Do it with style#

When the bot talks, replies, or acts, it can do so with style: colors, bold, italic, underline, strikethrough, or monospace. IRC formatting works with control codes, bytes you can use to tell IRC clients how to display some part of the text.

See also

If you want to know more about IRC formatting in general and some of its limitations, the modern IRC documentation may be of interest to you.

However, dealing with control codes yourself is not the most dev-friendly approach, hence the sopel.formatting module. It contains various functions to help you create styled text.

Text styles#

Let’s dive into examples, starting with bold() text:

from sopel import formatting

bot.say(formatting.bold('This is some bold text!'))

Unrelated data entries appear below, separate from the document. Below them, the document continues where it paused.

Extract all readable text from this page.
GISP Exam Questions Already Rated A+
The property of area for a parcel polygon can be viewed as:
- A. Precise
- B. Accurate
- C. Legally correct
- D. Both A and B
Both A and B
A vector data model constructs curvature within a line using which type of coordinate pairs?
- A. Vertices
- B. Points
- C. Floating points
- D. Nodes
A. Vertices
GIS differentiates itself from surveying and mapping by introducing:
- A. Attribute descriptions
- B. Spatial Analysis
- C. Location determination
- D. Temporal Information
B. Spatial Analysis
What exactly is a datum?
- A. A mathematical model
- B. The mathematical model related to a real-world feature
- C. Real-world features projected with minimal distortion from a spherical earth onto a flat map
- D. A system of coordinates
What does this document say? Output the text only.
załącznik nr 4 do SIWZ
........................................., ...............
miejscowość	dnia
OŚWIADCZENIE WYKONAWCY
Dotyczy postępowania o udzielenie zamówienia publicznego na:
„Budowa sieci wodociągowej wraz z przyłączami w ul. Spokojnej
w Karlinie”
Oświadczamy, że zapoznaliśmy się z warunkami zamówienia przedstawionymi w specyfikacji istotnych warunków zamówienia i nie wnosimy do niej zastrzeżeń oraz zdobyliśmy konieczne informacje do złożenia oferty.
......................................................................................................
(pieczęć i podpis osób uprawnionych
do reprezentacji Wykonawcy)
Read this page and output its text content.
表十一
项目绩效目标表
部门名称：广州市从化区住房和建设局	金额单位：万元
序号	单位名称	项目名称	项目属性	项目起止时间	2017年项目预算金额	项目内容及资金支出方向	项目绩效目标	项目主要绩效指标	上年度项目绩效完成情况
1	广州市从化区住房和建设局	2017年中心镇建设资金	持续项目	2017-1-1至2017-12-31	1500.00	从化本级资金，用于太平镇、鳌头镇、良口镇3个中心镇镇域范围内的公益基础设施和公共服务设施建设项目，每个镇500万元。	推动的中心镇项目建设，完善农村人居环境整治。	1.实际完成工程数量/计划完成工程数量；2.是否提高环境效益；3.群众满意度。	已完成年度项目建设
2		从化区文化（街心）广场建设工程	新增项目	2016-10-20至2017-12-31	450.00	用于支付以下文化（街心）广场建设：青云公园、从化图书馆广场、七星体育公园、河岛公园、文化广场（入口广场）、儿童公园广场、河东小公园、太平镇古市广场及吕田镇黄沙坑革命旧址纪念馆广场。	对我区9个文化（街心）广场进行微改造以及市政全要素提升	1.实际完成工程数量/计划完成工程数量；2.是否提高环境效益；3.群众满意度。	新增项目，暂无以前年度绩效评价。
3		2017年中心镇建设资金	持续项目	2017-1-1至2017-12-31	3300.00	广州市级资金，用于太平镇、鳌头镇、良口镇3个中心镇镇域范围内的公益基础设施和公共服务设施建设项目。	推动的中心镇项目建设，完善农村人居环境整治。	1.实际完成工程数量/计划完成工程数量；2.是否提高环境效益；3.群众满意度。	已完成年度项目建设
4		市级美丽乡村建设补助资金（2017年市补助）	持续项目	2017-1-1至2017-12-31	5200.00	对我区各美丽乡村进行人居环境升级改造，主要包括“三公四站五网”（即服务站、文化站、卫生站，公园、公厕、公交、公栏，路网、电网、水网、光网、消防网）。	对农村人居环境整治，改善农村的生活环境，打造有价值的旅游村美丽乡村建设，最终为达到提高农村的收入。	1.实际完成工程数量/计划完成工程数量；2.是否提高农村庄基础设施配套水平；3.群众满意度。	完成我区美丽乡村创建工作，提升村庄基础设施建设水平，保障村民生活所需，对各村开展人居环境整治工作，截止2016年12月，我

This will output a line like this:

<Sopel> This is some bold text!

You can use them with Python string formatting:

emphasis = formatting.bold('important')
bot.say('And here is the %s part.' % emphasis)

To get that kind of output:

<Sopel> And here is the important part.

And you can use multiple style functions together, for example with the italic() function:

word = formatting.italic('very')
emphasis = formatting.bold('%s important' % word)
bot.say('And here is the %s part.' % emphasis)

To get a result that looks like this:

<Sopel> And here is the very important part.

Colored styles#

Colorized text is a bit more complicated, and Sopel tries to provide helpful functions and constants for that: the color() function and the colors class.

The color function takes a line of text and a foreground color. It also accepts an optional background color that uses the same color codes. The color codes are listed by the colors class, and can be used like this:

bot.say(formatting.color('Red text.', formatting.colors.RED))

The above example should produce this output:

<Sopel> Red text.

You can combine colors and styles, like this:

big = formatting.color(
    formatting.bold('WARNING'), formatting.colors.RED)
small = formatting.italic('warning')
bot.say('[%s] This is a %s.' % (big, small))

So you get a similar result as:

<Sopel> [WARNING] This is a warning.

If you want to prevent spoilers, you could be tempted to take advantage of the background color:

spoiler = formatting.color(
    'He was the killer.',

And expect this (you need to select the text to read it):

<Sopel> He was the killer.

Note that not all combinations of foreground and background colors are happy ones, and you should be mindful of using too many unnecessary colors.